POST HOC BULLSHIT….Tom Maguire has been pestering me for several days to comment on his theory that ? contra Paul Krugman and others ? it’s quite possible to have both a low-growth economy (meaning that Social Security finances are in bad shape) and high stock market returns (meaning private accounts would be great). I’m not an economist and therefore couldn’t offer him a detailed response, but my approximate answer was, sure, it’s possible for that to be true (up to a point, anyway), but hardly probable.
Yesterday, though, Brad DeLong, who is an economist, took a look at the question and concluded that….it’s possible for the low growth/high return scenario to be true, but it’s not very probable. So I think I’m going to stick with that.
However, there’s an aspect to this whole thing that bothers me, and Matt Yglesias devoted a considerable amount of philosophical brainpower to it yesterday. If I can summarize for the lay audience, it’s this: the problem with Tom’s argument is that it’s just a random post-hoc effort to explain away a problem the privatizers hadn’t thought of before (or had been able to ignore). In other words, it’s part of the genus bullshit.
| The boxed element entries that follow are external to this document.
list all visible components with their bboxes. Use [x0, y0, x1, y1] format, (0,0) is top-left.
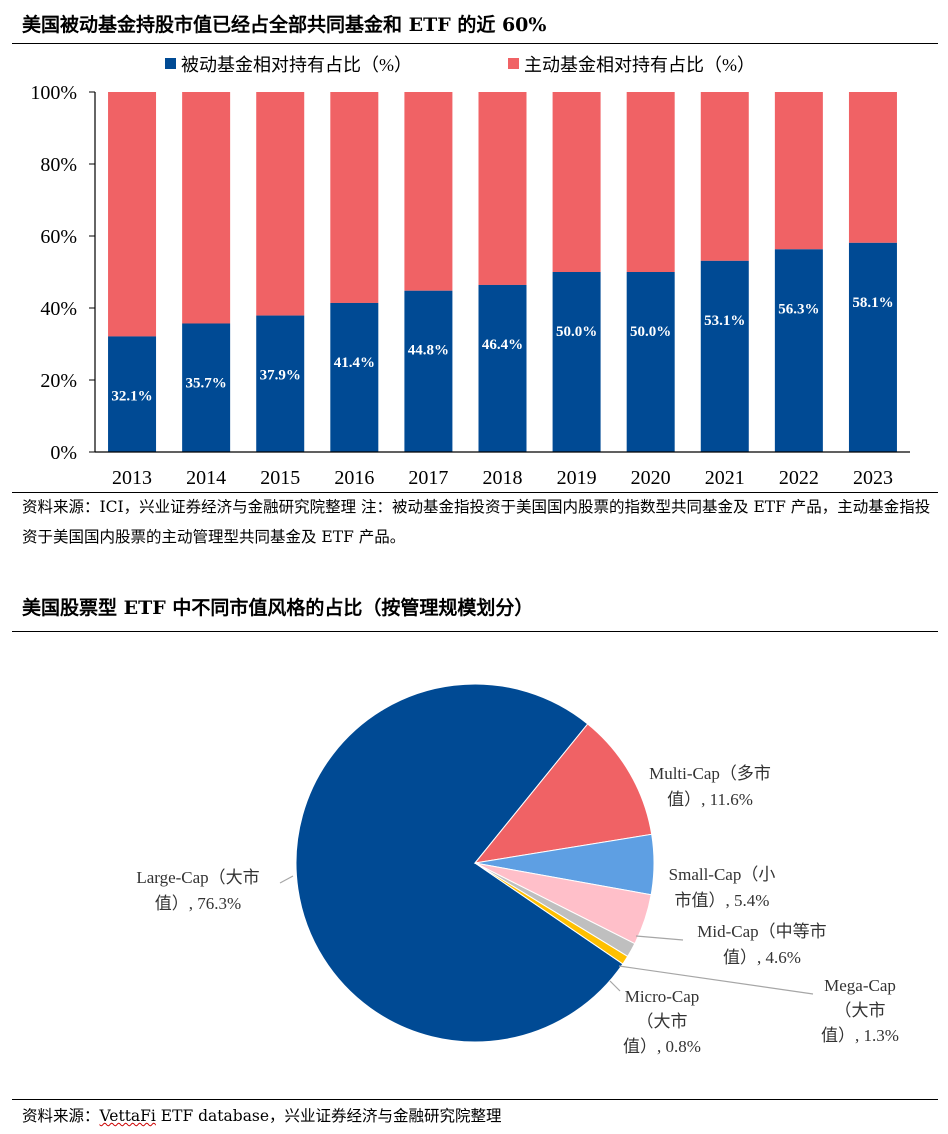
- chart1-title: 美国被动基金持股市值已经占全部共同基金和 ETF 的近 60%: [22, 14, 547, 36]
- pie-label-5-line-1: （大市: [637, 1012, 688, 1031]
- chart2-source: 资料来源：VettaFi ETF database，兴业证券经济与金融研究院整理: [22, 1104, 502, 1126]
- pie-label-3-line-1: 值）, 4.6%: [723, 948, 801, 967]
- source-vettafi: VettaFi: [99, 1107, 156, 1125]
- bar-passive-2022: [774, 249, 823, 452]
- bar-active-2017: [404, 92, 453, 291]
- bar-active-2015: [256, 92, 305, 316]
- pie-leader-4: [618, 965, 814, 995]
- pie-label-3-line-0: Mid-Cap（中等市: [697, 922, 826, 941]
- y-tick-label: 0%: [50, 442, 77, 464]
- bar-passive-2016: [330, 302, 379, 452]
- pie-label-2-line-1: 市值）, 5.4%: [675, 891, 770, 910]
- bar-passive-2017: [404, 290, 453, 452]
- pie-label-2-line-0: Small-Cap（小: [669, 865, 776, 884]
- chart2-title: 美国股票型 ETF 中不同市值风格的占比（按管理规模划分）: [22, 597, 534, 619]
- chart2-title-rule: [12, 631, 938, 632]
- x-tick-label-2023: 2023: [853, 467, 893, 489]
- x-tick-label-2015: 2015: [260, 467, 300, 489]
- chart1-title-rule: [12, 43, 938, 44]
- bar-passive-2020: [626, 272, 675, 452]
- data-label-2020: 50.0%: [630, 324, 671, 340]
- source-rest: ETF database，兴业证券经济与金融研究院整理: [155, 1107, 502, 1125]
- source-prefix: 资料来源：: [22, 1107, 100, 1125]
- y-tick-label: 100%: [30, 82, 77, 104]
- bar-passive-2018: [478, 284, 527, 452]
- bar-active-2014: [182, 92, 231, 324]
- chart1-note: 资料来源：ICI，兴业证券经济与金融研究院整理 注：被动基金指投资于美国国内股票…: [22, 498, 931, 546]
- data-label-2018: 46.4%: [482, 337, 523, 353]
- pie-leader-5: [609, 980, 621, 992]
- pie-label-5-line-0: Micro-Cap: [625, 987, 700, 1006]
- pie-leader-0: [279, 875, 294, 884]
- bar-active-2016: [330, 92, 379, 303]
- pie-label-1-line-0: Multi-Cap（多市: [649, 764, 771, 783]
- data-label-2023: 58.1%: [852, 295, 893, 311]
- y-tick-label: 60%: [40, 226, 77, 248]
- x-tick-label-2019: 2019: [557, 467, 597, 489]
- pie-label-1-line-1: 值）, 11.6%: [667, 790, 753, 809]
- pie-slice-0: [295, 683, 624, 1043]
- bar-active-2019: [552, 92, 601, 272]
- pie-chart: Large-Cap（大市值）, 76.3% Multi-Cap（多市值）, 11.…: [136, 683, 899, 1056]
- bar-passive-2013: [108, 336, 157, 452]
- x-tick-label-2021: 2021: [705, 467, 745, 489]
- bar-passive-2021: [700, 260, 749, 452]
- bar-active-2018: [478, 92, 527, 285]
- bar-active-2013: [108, 92, 157, 337]
- bar-active-2022: [774, 92, 823, 250]
- x-tick-label-2022: 2022: [779, 467, 819, 489]
- y-tick-label: 20%: [40, 370, 77, 392]
- y-tick-label: 80%: [40, 154, 77, 176]
- bar-passive-2023: [848, 242, 897, 452]
- bar-active-2023: [848, 92, 897, 243]
- pie-label-0-line-0: Large-Cap（大市: [136, 868, 259, 887]
- bar-passive-2014: [182, 323, 231, 452]
- pie-label-5-line-2: 值）, 0.8%: [623, 1037, 701, 1056]
- pie-label-4-line-1: （大市: [835, 1001, 886, 1020]
- chart1-bottom-rule: [12, 492, 938, 493]
- legend-swatch-active: [508, 58, 519, 69]
- data-label-2013: 32.1%: [111, 388, 152, 404]
- bar-passive-2015: [256, 315, 305, 452]
- pie-leader-3: [635, 935, 684, 941]
- legend-swatch-passive: [165, 58, 176, 69]
- legend-label-active: 主动基金相对持有占比（%）: [524, 55, 755, 75]
- bar-active-2020: [626, 92, 675, 272]
- data-label-2014: 35.7%: [186, 375, 227, 391]
- x-tick-label-2014: 2014: [186, 467, 226, 489]
- pie-label-0-line-1: 值）, 76.3%: [155, 894, 241, 913]
- data-label-2022: 56.3%: [778, 301, 819, 317]
- pie-slice-1: [473, 723, 653, 864]
- data-label-2019: 50.0%: [556, 324, 597, 340]
- pie-slice-5: [474, 862, 629, 965]
- y-tick-label: 40%: [40, 298, 77, 320]
- chart2-bottom-rule: [12, 1099, 938, 1100]
- x-tick-label-2016: 2016: [334, 467, 374, 489]
- x-tick-label-2013: 2013: [112, 467, 152, 489]
- data-label-2015: 37.9%: [260, 368, 301, 384]
- legend-label-passive: 被动基金相对持有占比（%）: [181, 55, 412, 75]
- bar-passive-2019: [552, 272, 601, 452]
- pie-label-4-line-2: 值）, 1.3%: [821, 1026, 899, 1045]
- x-tick-label-2018: 2018: [483, 467, 523, 489]
- x-tick-label-2017: 2017: [408, 467, 448, 489]
- bar-active-2021: [700, 92, 749, 261]
- bar-chart: 被动基金相对持有占比（%） 主动基金相对持有占比（%） 0% 20% 40% 60% 80%…: [30, 55, 910, 489]
- data-label-2021: 53.1%: [704, 313, 745, 329]
- data-label-2017: 44.8%: [408, 343, 449, 359]
- pie-label-4-line-0: Mega-Cap: [824, 976, 896, 995]
- data-label-2016: 41.4%: [334, 355, 375, 371]
- x-tick-label-2020: 2020: [631, 467, 671, 489]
For the last 75 years, real stock market returns have closely followed GDP growth. GDP growth is projected to decline in the future, and common sense dictates that lower growth leads to lower corporate profits which in turn leads to lower stock market growth. When someone finally pointed this out, it meant that privatizers could no longer rely on their usual lazy (but credible sounding!) explanation that stock returns for the past 75 years had been around 7% and it was therefore reasonable to use those same returns going forward. They had to make up something new.
What resulted was a bizarre series of Rube Goldberg inventions designed to figure out something ? anything ? that might change in the next 75 years to make the low growth/high return scenario plausible. Maybe corporations will suddenly become far more profitable than they have been. Maybe they’ll start paying out enormous dividends. Maybe overseas investment will skyrocket. In other words, toss every possible piece of mud on the wall you can think of and hope that something sticks. None of these things have to make sense, after all, they just have to sound plausible enough to create a cloud of FUD ? fear, uncertainty, and doubt.
Frankly, the privatizers would be better off just telling the truth: stock market returns aren’t going to be 7% in the future, but there’s a pretty good case to be made that they’ll be higher than the 3% you get from treasury bonds. Brad buys that argument, for example, and so does Dean Baker. Stock market returns of, say, 4% or 4.5% don’t provide quite the sizzle of 7%, but they still make a perfectly reasonable story. Why not stick with it?